Wie Streuobstwiesen bewahrt werden können, sollte ein Spaziergang der Mössinger Vereins Vielfalt aufzeigen. Dabei kam heraus: Bürgerschaft und Verwaltung haben in vielen Punkten eine andere Sicht auf die Dinge.

Ralf Wegerer (links) vom Landratsamt Tübingen erklärte, weshalb die Streuobstwiesen am Schönbuchrand zwischen Tübingen und Herre
Ralf Wegerer (links) vom Landratsamt Tübingen erklärte, weshalb die Streuobstwiesen am Schönbuchrand zwischen Tübingen und Herrenberg besonders schützenswert sind. FOTO: STRAUB
Ralf Wegerer (links) vom Landratsamt Tübingen erklärte, weshalb die Streuobstwiesen am Schönbuchrand zwischen Tübingen und Herrenberg besonders schützenswert sind. FOTO: STRAUB

AMMERBUCH/MÖSSINGEN. Die schönen Wiesen am Schönbuchhang sollen erhalten bleiben. Doch wie, darüber gibt es unterschiedliche Auffassungen. Bei einem abendlichen Spaziergang auf Einladung des Mössinger Vereins Vielfalt in Entringen erklärten Vertreter von Landratsamt und Regierungspräsidium ihre Sicht, die jener von einigen Bürgern deutlich entgegenstand.

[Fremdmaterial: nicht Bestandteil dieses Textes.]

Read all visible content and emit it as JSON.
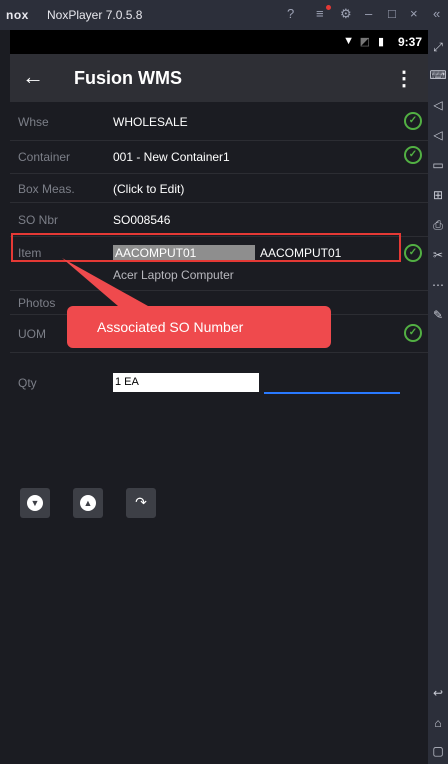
{
  "emulator": {
    "logo": "nox",
    "title": "NoxPlayer 7.0.5.8",
    "controls": [
      "?",
      "≡",
      "⚙",
      "–",
      "□",
      "×",
      "«"
    ]
  },
  "status_bar": {
    "time": "9:37"
  },
  "app_bar": {
    "title": "Fusion WMS"
  },
  "fields": {
    "whse": {
      "label": "Whse",
      "value": "WHOLESALE"
    },
    "container": {
      "label": "Container",
      "value": "001 - New Container1"
    },
    "box_meas": {
      "label": "Box Meas.",
      "value": "(Click to Edit)"
    },
    "so_nbr": {
      "label": "SO Nbr",
      "value": "SO008546"
    },
    "item": {
      "label": "Item",
      "value": "AACOMPUT01",
      "value2": "AACOMPUT01",
      "description": "Acer Laptop Computer"
    },
    "photos": {
      "label": "Photos"
    },
    "uom": {
      "label": "UOM"
    },
    "qty": {
      "label": "Qty",
      "value": "1 EA"
    }
  },
  "annotation": {
    "callout_text": "Associated SO Number",
    "color": "#e53935"
  },
  "colors": {
    "check_green": "#52b043",
    "accent_blue": "#2979ff"
  },
  "toolbar_icons": [
    "expand-icon",
    "keyboard-icon",
    "volume-up-icon",
    "volume-down-icon",
    "screen-icon",
    "add-apk-icon",
    "printer-icon",
    "scissors-icon",
    "more-icon",
    "edit-icon",
    "back-icon",
    "home-icon",
    "recent-apps-icon"
  ]
}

Während der Unterwuchs der Streuobstwiesen früher für viehhaltende Betriebe eine wichtige Basis zur Futtergewinnung darstellte, fehlt heute bei der Bewirtschaftung durch Privatpersonen oft die passende Verwertungsmöglichkeit für dieses Material. Meist muss das Mähgut liegen bleiben, was die Artenvielfalt auf Dauer beeinträchtigt. »Wenn es auf einen Haufen gelegt wird, ist das schon einmal besser, als überall verteilt«, sagte Kolja Schümann vom Verein Vielfalt. Beim Spaziergang am Entringer Schönbuchhang zeigt er einige Beispiele dafür in der Praxis.

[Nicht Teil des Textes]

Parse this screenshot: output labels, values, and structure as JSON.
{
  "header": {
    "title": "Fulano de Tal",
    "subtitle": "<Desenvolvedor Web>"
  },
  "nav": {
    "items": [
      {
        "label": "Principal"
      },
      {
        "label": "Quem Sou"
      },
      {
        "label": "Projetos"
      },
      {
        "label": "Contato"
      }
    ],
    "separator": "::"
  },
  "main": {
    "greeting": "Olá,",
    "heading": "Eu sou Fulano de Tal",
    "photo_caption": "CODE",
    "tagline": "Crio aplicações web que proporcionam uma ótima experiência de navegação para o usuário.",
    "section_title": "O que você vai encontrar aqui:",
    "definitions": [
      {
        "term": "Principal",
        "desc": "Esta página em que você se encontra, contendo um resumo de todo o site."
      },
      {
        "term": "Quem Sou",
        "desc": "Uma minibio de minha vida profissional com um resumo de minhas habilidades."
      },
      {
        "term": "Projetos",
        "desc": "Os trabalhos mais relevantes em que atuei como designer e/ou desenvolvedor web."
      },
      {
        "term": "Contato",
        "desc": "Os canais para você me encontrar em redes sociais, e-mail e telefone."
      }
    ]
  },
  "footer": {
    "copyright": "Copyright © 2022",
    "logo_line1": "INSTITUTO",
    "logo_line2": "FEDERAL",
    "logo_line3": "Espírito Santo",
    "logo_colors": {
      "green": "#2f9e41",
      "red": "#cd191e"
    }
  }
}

Auch die häufige Mahd mit dem Rasenmäher oder die völlige Aufgabe der Pflege haben negative Auswirkungen. »Damit die Wiesen auch in Zukunft Lebensraum einer großen Vielzahl wild lebender Tier- und Pflanzenarten sein können, bedarf es einer dauerhaften und angepassten Nutzung des Grünlands unter den Obstbäumen, bei der das Mähgut abgeräumt wird«, so Schümann. Dabei wolle der Verein Vielfalt in enger Zusammenarbeit mit den zuständigen Fachverwaltungen und den lokalen Landwirten und Landwirtinnen unterstützen. Aus diesem Grund läuft das Modellprojekt »A gmäht’s Wiesle«.

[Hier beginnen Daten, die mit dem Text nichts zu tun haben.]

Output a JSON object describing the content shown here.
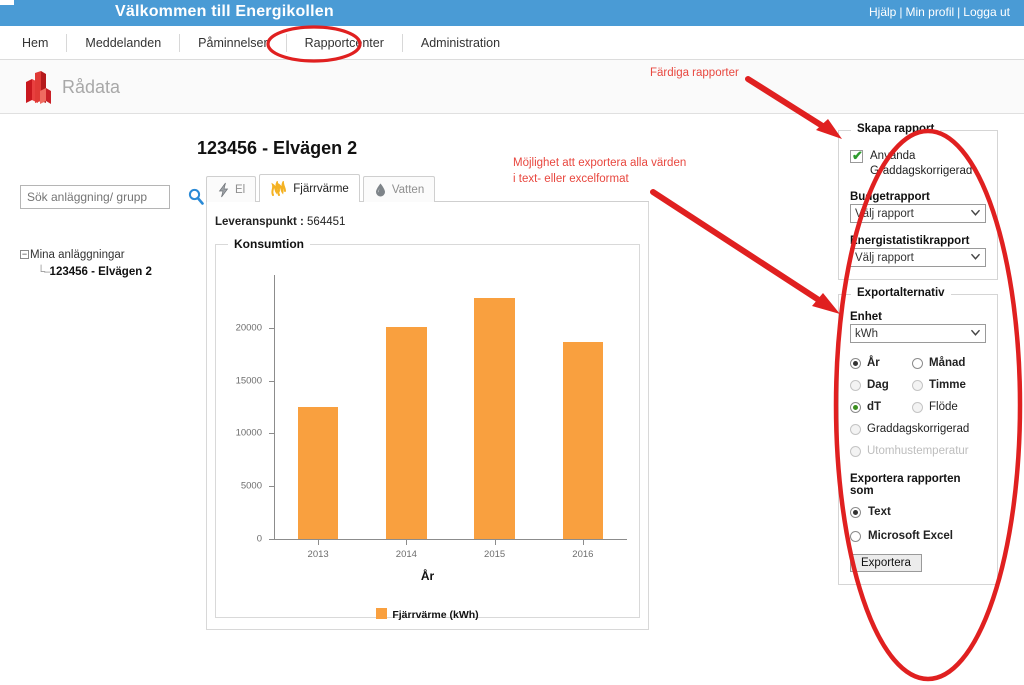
{
  "header": {
    "welcome": "Välkommen till Energikollen",
    "links": [
      "Hjälp",
      "Min profil",
      "Logga ut"
    ],
    "separator": "|",
    "blue": "#4a9bd5"
  },
  "nav": {
    "items": [
      {
        "label": "Hem"
      },
      {
        "label": "Meddelanden"
      },
      {
        "label": "Påminnelser"
      },
      {
        "label": "Rapportcenter"
      },
      {
        "label": "Administration"
      }
    ],
    "circled": "Rapportcenter"
  },
  "page": {
    "title": "Rådata",
    "logo_icon": "bar-chart-icon"
  },
  "sidebar": {
    "search": {
      "placeholder": "Sök anläggning/ grupp",
      "value": "",
      "icon": "search-icon"
    },
    "tree": {
      "expander": "−",
      "root": "Mina anläggningar",
      "child": "123456 - Elvägen 2"
    }
  },
  "main": {
    "asset_title": "123456 - Elvägen 2",
    "tabs": [
      {
        "label": "El",
        "icon": "lightning-icon",
        "active": false
      },
      {
        "label": "Fjärrvärme",
        "icon": "flame-icon",
        "active": true
      },
      {
        "label": "Vatten",
        "icon": "water-drop-icon",
        "active": false
      }
    ],
    "delivery_point_label": "Leveranspunkt :",
    "delivery_point_value": "564451",
    "fieldset_legend": "Konsumtion"
  },
  "chart_data": {
    "type": "bar",
    "title": "",
    "categories": [
      "2013",
      "2014",
      "2015",
      "2016"
    ],
    "values": [
      12500,
      20100,
      22800,
      18700
    ],
    "series": [
      {
        "name": "Fjärrvärme (kWh)",
        "values": [
          12500,
          20100,
          22800,
          18700
        ],
        "color": "#f9a03f"
      }
    ],
    "xlabel": "År",
    "ylabel": "",
    "ylim": [
      0,
      25000
    ],
    "yticks": [
      0,
      5000,
      10000,
      15000,
      20000
    ],
    "ytick_labels": [
      "0",
      "5000",
      "10000",
      "15000",
      "20000"
    ],
    "grid": false,
    "legend": "Fjärrvärme (kWh)",
    "legend_position": "bottom"
  },
  "report_panel": {
    "legend": "Skapa rapport",
    "checkbox": {
      "checked": true,
      "check_glyph": "✔",
      "label_line1": "Använda",
      "label_line2": "Graddagskorrigerad"
    },
    "budget_label": "Budgetrapport",
    "budget_value": "Välj rapport",
    "energy_label": "Energistatistikrapport",
    "energy_value": "Välj rapport"
  },
  "export_panel": {
    "legend": "Exportalternativ",
    "unit_label": "Enhet",
    "unit_value": "kWh",
    "resolution_options": [
      {
        "label": "År",
        "selected": true,
        "disabled": false
      },
      {
        "label": "Månad",
        "selected": false,
        "disabled": false
      },
      {
        "label": "Dag",
        "selected": false,
        "disabled": true
      },
      {
        "label": "Timme",
        "selected": false,
        "disabled": true
      }
    ],
    "value_options": [
      {
        "label": "dT",
        "selected": true,
        "disabled": false,
        "dot": "green"
      },
      {
        "label": "Flöde",
        "selected": false,
        "disabled": true
      },
      {
        "label": "Graddagskorrigerad",
        "selected": false,
        "disabled": true
      },
      {
        "label": "Utomhustemperatur",
        "selected": false,
        "disabled": true
      }
    ],
    "format_label": "Exportera rapporten som",
    "format_options": [
      {
        "label": "Text",
        "selected": true
      },
      {
        "label": "Microsoft Excel",
        "selected": false
      }
    ],
    "button": "Exportera"
  },
  "annotations": {
    "color": "#e8473f",
    "note_top": "Färdiga rapporter",
    "note_left_line1": "Möjlighet att exportera alla värden",
    "note_left_line2": "i text- eller excelformat"
  }
}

Fokus liegt auf den Bäumen

Das Projekt soll helfen, dass private Wiesen von Landwirten gemäht werden. Wer eine Wiese hat und sie nicht selbst bewirtschaften kann, dem hilft der Verein, einen Bewirtschafter zu finden. In der Regel muss dafür an den Bauern, obwohl sie damit Futter für ihre Tiere erhalten, bezahlt werden. Denn Mähen und Abräumen auf den oft kleinen, steilen Flächen ist aufwendig. Der Landwirt kann diese jedoch auch in seine üblichen Anträge mit aufnehmen und Zuschüsse erhalten. »Ich habe schon seit Jahren einen Bauern, der meine Wiese mäht und ich bin sehr froh darum«, sagte eine Teilnehmerin. Die Eigentümer und Besitzerinnen können sich somit voll und ganz auf die Pflege der Bäume und Verwertung des Obstes konzentrieren.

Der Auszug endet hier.